Benchmark - overhead of instrumented code without a tracer
jpkrohling opened this issue · 10 comments
Create a performance test that assess the overhead of tracing with noop against a simple application. Scenarios to measure/test:
- Simple single-threaded Java application with the NoopTracer, creating N spans
- Simple Spring Boot application with a couple of endpoints and a couple of beans, each layer generating N spans. This test should handle several concurrent requests, to exercise a multi-threading scenario
Other ideas are welcome. The main goal is to assess that the hot spots from the module opentracing-api
and opentracing-util
are performing well or highlight the parts where performance could be improved.

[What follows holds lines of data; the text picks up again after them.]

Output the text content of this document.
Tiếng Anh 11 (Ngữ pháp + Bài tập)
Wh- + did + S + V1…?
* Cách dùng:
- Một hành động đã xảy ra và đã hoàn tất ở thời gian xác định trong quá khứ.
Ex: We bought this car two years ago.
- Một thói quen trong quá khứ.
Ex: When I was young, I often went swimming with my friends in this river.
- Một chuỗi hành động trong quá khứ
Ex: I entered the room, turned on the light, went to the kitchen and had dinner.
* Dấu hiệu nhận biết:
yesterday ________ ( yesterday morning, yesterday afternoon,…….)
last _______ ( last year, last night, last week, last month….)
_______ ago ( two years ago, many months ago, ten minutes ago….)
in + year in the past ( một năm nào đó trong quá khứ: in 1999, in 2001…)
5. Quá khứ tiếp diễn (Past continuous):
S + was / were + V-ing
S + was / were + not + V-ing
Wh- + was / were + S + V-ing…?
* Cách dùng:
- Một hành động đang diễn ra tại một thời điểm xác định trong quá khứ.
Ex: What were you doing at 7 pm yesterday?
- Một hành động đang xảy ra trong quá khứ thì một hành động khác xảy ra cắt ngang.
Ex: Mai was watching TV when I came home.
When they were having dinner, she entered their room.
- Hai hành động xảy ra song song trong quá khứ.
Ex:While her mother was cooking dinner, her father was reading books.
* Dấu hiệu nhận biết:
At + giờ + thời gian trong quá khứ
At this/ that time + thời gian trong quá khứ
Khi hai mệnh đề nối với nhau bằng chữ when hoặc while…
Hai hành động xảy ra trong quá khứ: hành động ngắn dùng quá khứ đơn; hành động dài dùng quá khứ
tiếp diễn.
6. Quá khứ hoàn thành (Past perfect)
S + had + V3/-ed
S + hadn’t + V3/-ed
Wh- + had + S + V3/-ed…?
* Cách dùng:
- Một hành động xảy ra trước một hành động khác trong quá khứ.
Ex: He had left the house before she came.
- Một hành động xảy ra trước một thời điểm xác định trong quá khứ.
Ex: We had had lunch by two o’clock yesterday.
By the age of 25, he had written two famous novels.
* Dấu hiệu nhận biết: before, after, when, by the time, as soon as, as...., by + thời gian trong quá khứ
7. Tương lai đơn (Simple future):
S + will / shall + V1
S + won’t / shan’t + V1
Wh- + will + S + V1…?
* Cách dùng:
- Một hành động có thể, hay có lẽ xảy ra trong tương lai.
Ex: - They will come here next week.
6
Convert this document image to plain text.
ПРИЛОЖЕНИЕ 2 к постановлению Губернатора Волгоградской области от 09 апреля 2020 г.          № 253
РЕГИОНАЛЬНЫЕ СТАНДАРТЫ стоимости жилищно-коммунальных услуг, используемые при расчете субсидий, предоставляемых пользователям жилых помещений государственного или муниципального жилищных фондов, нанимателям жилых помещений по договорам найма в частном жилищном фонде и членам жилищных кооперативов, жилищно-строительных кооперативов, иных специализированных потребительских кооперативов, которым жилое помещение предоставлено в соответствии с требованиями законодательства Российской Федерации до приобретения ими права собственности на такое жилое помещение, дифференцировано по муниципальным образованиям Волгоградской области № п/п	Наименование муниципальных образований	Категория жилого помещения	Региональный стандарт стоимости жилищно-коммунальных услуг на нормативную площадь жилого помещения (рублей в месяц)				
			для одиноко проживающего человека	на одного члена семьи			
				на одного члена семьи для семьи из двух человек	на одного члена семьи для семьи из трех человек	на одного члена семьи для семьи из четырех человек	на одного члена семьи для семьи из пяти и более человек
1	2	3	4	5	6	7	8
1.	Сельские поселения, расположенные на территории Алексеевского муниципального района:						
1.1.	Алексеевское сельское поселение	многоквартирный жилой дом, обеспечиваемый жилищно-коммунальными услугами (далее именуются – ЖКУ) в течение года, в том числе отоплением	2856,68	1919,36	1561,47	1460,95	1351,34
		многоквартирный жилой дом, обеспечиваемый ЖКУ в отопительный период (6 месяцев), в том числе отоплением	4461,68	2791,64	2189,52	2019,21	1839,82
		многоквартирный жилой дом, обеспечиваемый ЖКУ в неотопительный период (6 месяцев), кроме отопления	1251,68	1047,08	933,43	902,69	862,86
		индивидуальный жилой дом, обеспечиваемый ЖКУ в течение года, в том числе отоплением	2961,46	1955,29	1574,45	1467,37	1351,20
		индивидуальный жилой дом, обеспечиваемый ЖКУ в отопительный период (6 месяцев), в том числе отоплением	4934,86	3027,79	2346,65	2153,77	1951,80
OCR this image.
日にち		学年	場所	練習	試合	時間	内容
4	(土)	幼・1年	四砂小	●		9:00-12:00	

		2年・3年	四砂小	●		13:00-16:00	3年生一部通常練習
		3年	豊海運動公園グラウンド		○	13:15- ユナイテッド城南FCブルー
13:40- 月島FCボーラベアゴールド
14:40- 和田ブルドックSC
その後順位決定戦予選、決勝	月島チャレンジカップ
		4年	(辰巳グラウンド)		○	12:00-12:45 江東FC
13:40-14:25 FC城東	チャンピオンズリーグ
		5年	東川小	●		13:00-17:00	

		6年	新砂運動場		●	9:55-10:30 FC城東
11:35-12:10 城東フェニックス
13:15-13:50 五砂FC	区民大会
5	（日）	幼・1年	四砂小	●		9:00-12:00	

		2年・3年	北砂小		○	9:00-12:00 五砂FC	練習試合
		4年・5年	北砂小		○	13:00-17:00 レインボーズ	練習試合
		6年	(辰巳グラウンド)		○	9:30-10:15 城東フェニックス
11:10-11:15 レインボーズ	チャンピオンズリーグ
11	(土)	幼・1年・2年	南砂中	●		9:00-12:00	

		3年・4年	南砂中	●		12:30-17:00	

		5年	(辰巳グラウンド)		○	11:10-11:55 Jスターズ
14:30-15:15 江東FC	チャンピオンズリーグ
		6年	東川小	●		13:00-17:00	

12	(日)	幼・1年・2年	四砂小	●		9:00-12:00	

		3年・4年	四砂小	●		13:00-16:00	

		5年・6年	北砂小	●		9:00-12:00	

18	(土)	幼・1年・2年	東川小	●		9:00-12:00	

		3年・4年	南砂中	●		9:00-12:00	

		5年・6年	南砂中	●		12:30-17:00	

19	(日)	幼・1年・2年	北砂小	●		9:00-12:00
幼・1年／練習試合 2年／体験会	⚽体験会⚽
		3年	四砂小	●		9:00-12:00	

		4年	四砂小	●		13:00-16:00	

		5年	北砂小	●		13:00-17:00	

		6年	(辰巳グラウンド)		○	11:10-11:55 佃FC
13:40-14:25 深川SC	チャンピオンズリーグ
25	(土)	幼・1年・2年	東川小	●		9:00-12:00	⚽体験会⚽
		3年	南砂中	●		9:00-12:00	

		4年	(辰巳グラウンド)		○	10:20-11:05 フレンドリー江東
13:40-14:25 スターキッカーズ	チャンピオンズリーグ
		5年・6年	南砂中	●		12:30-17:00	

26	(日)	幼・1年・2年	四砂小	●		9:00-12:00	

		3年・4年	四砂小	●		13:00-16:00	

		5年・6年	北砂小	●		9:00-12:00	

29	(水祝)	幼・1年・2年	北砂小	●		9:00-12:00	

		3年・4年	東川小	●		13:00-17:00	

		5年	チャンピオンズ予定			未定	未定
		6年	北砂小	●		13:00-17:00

For one or more scenarios, JMH might be useful:
http://openjdk.java.net/projects/code-tools/jmh/
This is more a task of instrumentation, and it is hard to understand what numbers are good considering the design of the tracer library impacts efficiency. One way is to compare against non-OT or non-OT-Bridged instrumentation.
For example, I'd expect the OT bridged instrumentation using Brave to be far less efficient vs the native brave instrumentation due to some design problems highlighted over the years. However, a lot of the sources of will be outside this repo, for example practice of walking stack traces routinely in instrumentation projects. So, there will be in one way the side effects of design here and also design in instrumentation.
Regardless, some work here will be helpful, just make sure when you test, you cover base case, unsampled/noop, nominal case and error case scenarios.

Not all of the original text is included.